Um grupo de médicos e cientistas protocolou um pedido de impeachment contra Jair Bolsonaro, na Câmara dos Deputados. O documento cita crimes de responsabilidade cometidos na condução da pandemia de Covid-19.
De acordo com o G1, para embasar a solicitação, os profissionais listaram uma série de declarações públicas e ações do presidente da República, de março de 2020, quando o novo coronavírus começou a se alastrar pelo Brasil, até o dia 20 de janeiro de 2021. No entendimento do grupo, Bolsonaro usou sua força política e os poderes a ele investidos “para desacreditar medidas sanitárias de eficácia comprovada e desorientar a população, cuja saúde deveria proteger”.
A frase “Não sou coveiro”, proferida, pelo presidente, no início da pandemia, quando o país registrava 2.575 mortes e mais de 40,5 mil casos confirmados da doença, é uma das afirmações mencionadas. A resposta foi dada a um jornalista que questionou o elevado número de óbitos.

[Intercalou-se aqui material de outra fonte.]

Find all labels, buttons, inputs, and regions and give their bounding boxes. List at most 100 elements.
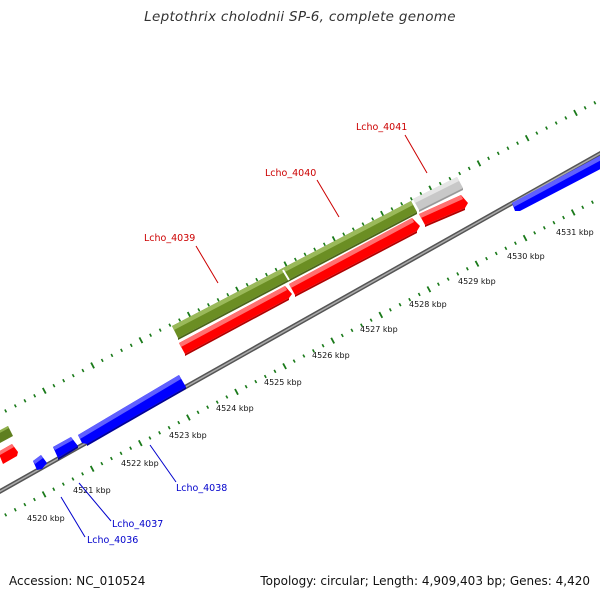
inner-scale-minor-tick: [4, 513, 8, 517]
inner-scale-major-tick: [138, 439, 143, 447]
outer-scale-minor-tick: [467, 166, 471, 171]
inner-scale-major-tick: [282, 362, 287, 370]
outer-scale-minor-tick: [120, 348, 124, 353]
inner-scale-minor-tick: [32, 497, 36, 502]
gene-arrow-lcho-4037: [53, 437, 78, 460]
inner-scale-major-tick: [330, 337, 335, 344]
inner-scale-minor-tick: [446, 277, 450, 281]
inner-scale-minor-tick: [456, 272, 460, 276]
inner-scale-minor-tick: [350, 328, 354, 333]
inner-scale-minor-tick: [196, 410, 200, 415]
outer-scale-minor-tick: [226, 292, 230, 297]
inner-scale-minor-tick: [225, 395, 229, 399]
outer-scale-minor-tick: [361, 222, 365, 226]
outer-scale-minor-tick: [23, 399, 27, 403]
inner-scale-minor-tick: [590, 200, 594, 204]
inner-scale-minor-tick: [504, 246, 508, 251]
inner-scale-minor-tick: [321, 343, 325, 348]
outer-scale-minor-tick: [535, 131, 539, 135]
gene-label-lcho-4040: Lcho_4040: [265, 168, 316, 179]
feature-bar-lcho-4041: [413, 177, 463, 212]
outer-scale-minor-tick: [419, 191, 423, 196]
inner-scale-major-tick: [426, 286, 432, 293]
outer-scale-minor-tick: [197, 308, 201, 312]
inner-scale-minor-tick: [552, 220, 556, 225]
inner-scale-minor-tick: [244, 384, 248, 389]
cds-bar-lcho-4039-4040: [172, 201, 417, 340]
scale-tick-labels: 4520 kbp 4521 kbp 4522 kbp 4523 kbp 4524…: [27, 228, 594, 523]
outer-scale-minor-tick: [554, 121, 558, 125]
outer-scale-major-tick: [138, 336, 144, 344]
cds-bar-left-edge: [0, 426, 13, 443]
inner-scale-minor-tick: [23, 502, 27, 507]
inner-scale-minor-tick: [109, 456, 113, 461]
outer-scale-minor-tick: [178, 318, 182, 322]
leader-lcho-4041: [404, 134, 428, 174]
inner-scale-minor-tick: [292, 359, 296, 363]
outer-scale-minor-tick: [274, 267, 278, 272]
leader-lcho-4037: [78, 482, 112, 522]
gene-label-lcho-4037: Lcho_4037: [112, 519, 163, 530]
inner-scale-major-tick: [234, 388, 239, 396]
outer-scale-minor-tick: [496, 151, 500, 156]
gene-arrow-right-edge: [512, 155, 600, 211]
gene-arrow-lcho-4038: [78, 375, 186, 446]
inner-scale-minor-tick: [71, 477, 75, 481]
tick-label-4529: 4529 kbp: [458, 277, 496, 286]
gene-arrow-lcho-4041: [419, 195, 468, 227]
outer-scale-minor-tick: [371, 217, 375, 221]
inner-scale-minor-tick: [417, 292, 421, 297]
inner-scale-minor-tick: [513, 241, 517, 245]
outer-scale-minor-tick: [216, 298, 220, 302]
gene-label-lcho-4036: Lcho_4036: [87, 535, 138, 546]
outer-scale-major-tick: [90, 362, 95, 369]
gene-label-leaders: [60, 134, 428, 538]
inner-scale-minor-tick: [52, 487, 56, 492]
outer-scale-minor-tick: [255, 277, 259, 282]
outer-scale-minor-tick: [245, 282, 249, 287]
tick-label-4523: 4523 kbp: [169, 431, 207, 440]
inner-scale-minor-tick: [436, 282, 440, 286]
inner-scale-major-tick: [186, 414, 191, 421]
outer-scale-minor-tick: [206, 303, 210, 307]
inner-scale-minor-tick: [100, 461, 104, 466]
outer-scale-major-tick: [476, 160, 482, 167]
tick-label-4521: 4521 kbp: [73, 486, 111, 495]
outer-scale-minor-tick: [149, 333, 153, 337]
gene-label-lcho-4038: Lcho_4038: [176, 483, 227, 494]
gene-label-lcho-4039: Lcho_4039: [144, 233, 195, 244]
inner-scale-minor-tick: [302, 354, 306, 358]
gene-arrow-lcho-4036: [33, 455, 47, 470]
inner-scale-major-tick: [41, 491, 47, 498]
inner-scale-major-tick: [570, 209, 576, 216]
outer-scale-minor-tick: [448, 176, 452, 181]
outer-scale-minor-tick: [71, 373, 75, 378]
outer-scale-minor-tick: [516, 141, 520, 145]
inner-scale-minor-tick: [408, 297, 412, 302]
outer-scale-minor-tick: [62, 378, 66, 383]
outer-scale-minor-tick: [400, 202, 404, 206]
inner-scale-minor-tick: [148, 436, 152, 440]
inner-scale-minor-tick: [167, 425, 171, 430]
outer-scale-minor-tick: [293, 257, 297, 262]
outer-scale-minor-tick: [129, 343, 133, 348]
map-title: Leptothrix cholodnii SP-6, complete geno…: [144, 9, 456, 25]
gene-label-lcho-4041: Lcho_4041: [356, 122, 407, 133]
inner-scale-major-tick: [522, 234, 528, 242]
outer-scale-minor-tick: [4, 409, 8, 413]
inner-scale-minor-tick: [129, 446, 133, 450]
outer-scale-minor-tick: [545, 126, 549, 130]
gene-labels: Lcho_4039 Lcho_4040 Lcho_4041 Lcho_4038 …: [87, 122, 407, 546]
tick-label-4522: 4522 kbp: [121, 459, 159, 468]
inner-scale-minor-tick: [263, 374, 267, 379]
outer-scale-minor-tick: [593, 101, 597, 105]
outer-scale-minor-tick: [264, 272, 268, 277]
cds-forward-track: [0, 177, 463, 443]
tick-label-4530: 4530 kbp: [507, 252, 545, 261]
outer-scale-major-tick: [524, 134, 530, 142]
inner-scale-minor-tick: [254, 379, 258, 384]
tick-label-4525: 4525 kbp: [264, 378, 302, 387]
inner-scale-minor-tick: [562, 215, 566, 220]
tick-label-4527: 4527 kbp: [360, 325, 398, 334]
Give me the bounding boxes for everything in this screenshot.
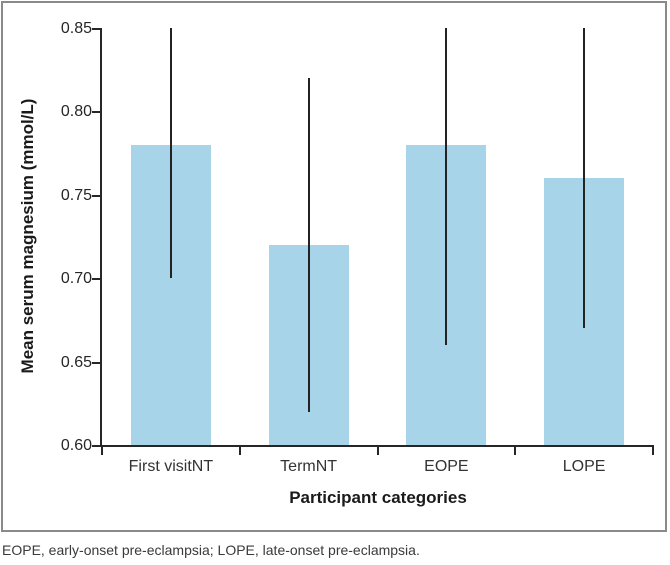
x-axis-line [100,445,654,447]
error-bar [583,28,586,329]
x-tick [376,447,379,455]
y-tick [92,111,100,114]
y-tick-label: 0.75 [60,186,92,204]
x-category-label: TermNT [280,458,338,475]
y-tick-label: 0.80 [60,103,92,121]
y-tick [92,361,100,364]
y-tick-label: 0.65 [60,353,92,371]
x-tick [652,447,654,455]
x-tick [238,447,241,455]
plot-area: 0.60 0.65 0.70 0.75 0.80 0.85 First visitNT Ter… [60,20,654,475]
error-bar [307,78,310,412]
y-tick [92,28,100,30]
x-category-label: EOPE [424,458,469,475]
y-tick [92,445,100,447]
x-category-label: First visitNT [128,458,214,475]
y-axis-title: Mean serum magnesium (mmol/L) [18,98,37,374]
x-tick [101,447,103,455]
y-tick-label: 0.60 [60,437,92,454]
y-tick-label: 0.70 [60,270,92,288]
figure-footnote: EOPE, early-onset pre-eclampsia; LOPE, l… [2,542,420,558]
error-bar [169,28,172,279]
y-tick [92,194,100,197]
x-category-label: LOPE [562,458,606,475]
x-axis-title: Participant categories [289,488,467,507]
y-tick-label: 0.85 [60,20,92,37]
error-bar [445,28,448,345]
x-tick [514,447,517,455]
y-tick [92,278,100,281]
y-axis-line [100,28,102,447]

O pedido de impeachment também lembra as declarações de Bolsonaro contra as medidas de isolamento social e várias ocasiões em que o presidente minimizou os efeitos da Covid-19. “O Sr. Jair Messias Bolsonaro insistiu em arrastar a credibilidade da Presidência da República (e, consequentemente, do Brasil) a um precipício negacionista que implicou (e vem implicando) perda de vidas e prejuízos incomensuráveis, da saúde à economia”, ressalta o documento.
Conforme o G1, agora, cabe ao presidente da Câmara, Arthur Lira (PP-AL), decidir se aceita ou não um pedido de impeachment contra o chefe do Executivo Nacional. Ao todo, são mais de 60 solicitações contra Bolsonaro, que tem Lira como aliado político.
O documento foi assinado por oito profissionais de saúde, dentre médicos e cientistas. São eles:
- Daniel de Araújo Dourado - Médico, advogado e pesquisador Associado do Núcleo de Pesquisa em Direito Sanitário da Universidade de São Paulo (NAP-DISA/USP)
- Eloan dos Santos Pinheiro - Ex-diretora da Far-Manguinhos (Fiocruz)
- Gonzalo Vecina Neto - Médico, professor de saúde pública da Universidade de São Paulo (USP) e ex-presidente da Agência Nacional de Vigilância Sanitária (Anvisa)
- José Gomes Temporão - Médico sanitarista e ex-ministro da Saúde
- Ethel Leonor Noia Maciel - Pesquisadora no Campo da Saúde Coletiva, com ênfase em Epidemiologia
- Reinaldo Ayer de Oliveira - Médico e Conselheiro do Conselho Regional de Medicina do Estado de São Paulo (CREMESP)
- Ricardo Oliva - Médico sanitarista
- Ubiratan de Paula Santos - Pneumologista do Instituto do Coração (InCor) do Hospital das Clínicas da Faculdade de Medicina da Universidade de São Paulo
OUTROS PEDIDOS – Ainda conforme o G1, no dia 26 de janeiro, lideranças religiosas também protocolaram um pedido de impeachment contra Bolsonaro, devido à atuação do governo no enfrentamento da pandemia. O documento foi assinado por 380 pessoas ligadas às igrejas católica, anglicana, luterana, presbiteriana, batista e metodista, além de 17 movimentos cristãos.
No dia seguinte, foi a vez de seis partidos políticos de oposição — PT, PSB, PDT, PCdoB, PSOL e Rede – darem entrada, na Câmara dos deputados, em um pedido de impedimento do presidente, com base nos mesmos argumentos.